Информации не хватало, если Орлов и знал что-то, то не стал делиться с дочерью. «Что ж, правильно», – думал Акентьев. Как было сказано в «Домострое», с которым он тоже успел познакомиться на прежней работе, «жена да убоится мужа своего». Правда, заставить Дину бояться у него вряд ли получится, это Переплет хорошо понимал.
Вечера он теперь проводил за изучением книг. Дина должна была быть довольна – золото, а не супруг. Однако новоиспеченная мадам Акентьева довольна не была. Дине казалось, что он не уделяет должного внимания ей и будущему ребенку. Когда же Акентьев попытался напомнить ей о том, что его отцовство – факт далеко не очевидный, Дина назвала его скотиной и параноиком.
– Я просто шутила, прикалывалась! – сказала она, но прозвучало это не слишком уверенно. – Твой ребенок, твой, я знаю!
Акентьев чувствовал, когда она врет. Он быстро научился распознавать ложь, угадывал, когда следовало ожидать просьбу или истерику. Это поначалу озадачивало ее, затем начало раздражать. А дело было не в каких-то исключительных особенностях Переплета – просто она была на редкость однообразна и предсказуема.

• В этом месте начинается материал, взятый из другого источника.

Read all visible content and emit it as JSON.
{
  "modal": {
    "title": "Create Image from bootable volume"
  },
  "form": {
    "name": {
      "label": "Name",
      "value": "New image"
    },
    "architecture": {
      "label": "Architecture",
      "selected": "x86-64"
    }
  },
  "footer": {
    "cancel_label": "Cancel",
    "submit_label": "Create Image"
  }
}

Спорили из-за всего, Дина когтями вцеплялась в каждую мелочь, которая связывала ее с прежней жизнью. Сколько споров было только из-за одной фамилии. Отец считал, что она должна стать Акентьевой – «как положено».

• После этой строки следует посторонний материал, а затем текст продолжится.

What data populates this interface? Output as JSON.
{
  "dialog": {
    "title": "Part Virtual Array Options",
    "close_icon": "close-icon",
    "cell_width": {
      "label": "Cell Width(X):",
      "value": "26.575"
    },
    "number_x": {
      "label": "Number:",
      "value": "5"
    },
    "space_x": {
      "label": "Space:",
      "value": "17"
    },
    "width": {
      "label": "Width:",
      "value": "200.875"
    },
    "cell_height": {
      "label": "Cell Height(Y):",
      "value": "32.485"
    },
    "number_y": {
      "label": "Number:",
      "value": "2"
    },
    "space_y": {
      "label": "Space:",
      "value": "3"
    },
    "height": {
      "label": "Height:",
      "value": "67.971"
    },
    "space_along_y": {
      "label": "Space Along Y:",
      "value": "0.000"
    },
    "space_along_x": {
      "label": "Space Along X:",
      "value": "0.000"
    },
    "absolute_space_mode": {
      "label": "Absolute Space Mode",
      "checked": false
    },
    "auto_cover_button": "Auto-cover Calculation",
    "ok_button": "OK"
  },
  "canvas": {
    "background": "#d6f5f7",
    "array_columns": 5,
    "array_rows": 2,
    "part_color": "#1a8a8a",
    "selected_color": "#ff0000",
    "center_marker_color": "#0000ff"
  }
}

– Куда положено? – спрашивала зло Дина. – Я журналист – у меня фамилия имеет значение.
– Возьми двойную, – предлагал Переплет, которого все это лишь забавляло, – Орлова-Акентьева!
Супруга мысленно примерила предложенный вариант, но потом категорически затрясла головой – слишком длинно!
– С беременными так всегда бывает! – объясняла Марья Григорьевна эти припадки раздражительности и непременно при этом брала его за руку, словно боялась, что он сейчас исчезнет, наплевав на все угрозы и подарки.
Переплет встречал тещу подчеркнуто радушно: ему нужен был благоприятный отзыв – от этого зависели взаимоотношения с маршалом. Еще на свадьбе пьяный Орлов пообещал, что если он обидит Дину, то перспектива его поездки в Афган, в гости к душманам, превратится в реальность. А о «духах» по Союзу ходили разные ужасные слухи, похожие на детские страшилки. Также шепотом передавали, что наши там тоже отличились. Адом, в котором безвозвратно гибнут души, представал Афганистан в этих рассказах, и Акентьев не сомневался, что действительность еще хуже рассказов. Нет, там ему не место.
Одну из комнат решено было отдать под детскую. Дина недолго развлекалась, выбирая обои, кроватку, ночные рубашки для роддома, специальные платья для беременных, какие-то книги и препараты для улучшенной лактации. «Есть ли жизнь после брака?» – вспомнил Переплет старую шутку, слышанную еще в бытность диск-жокеем «Аленушки». Тогда его собственная свадьба казалась чем-то запредельно далеким. Переплет не раз заявлял во всеуслышание, что из всех женщин не нашел ни одной, от которой хотел бы родить ребенка, ибо «я люблю тебя, о вечность»! Случайным слушателям эта цитата ни о чем не говорила.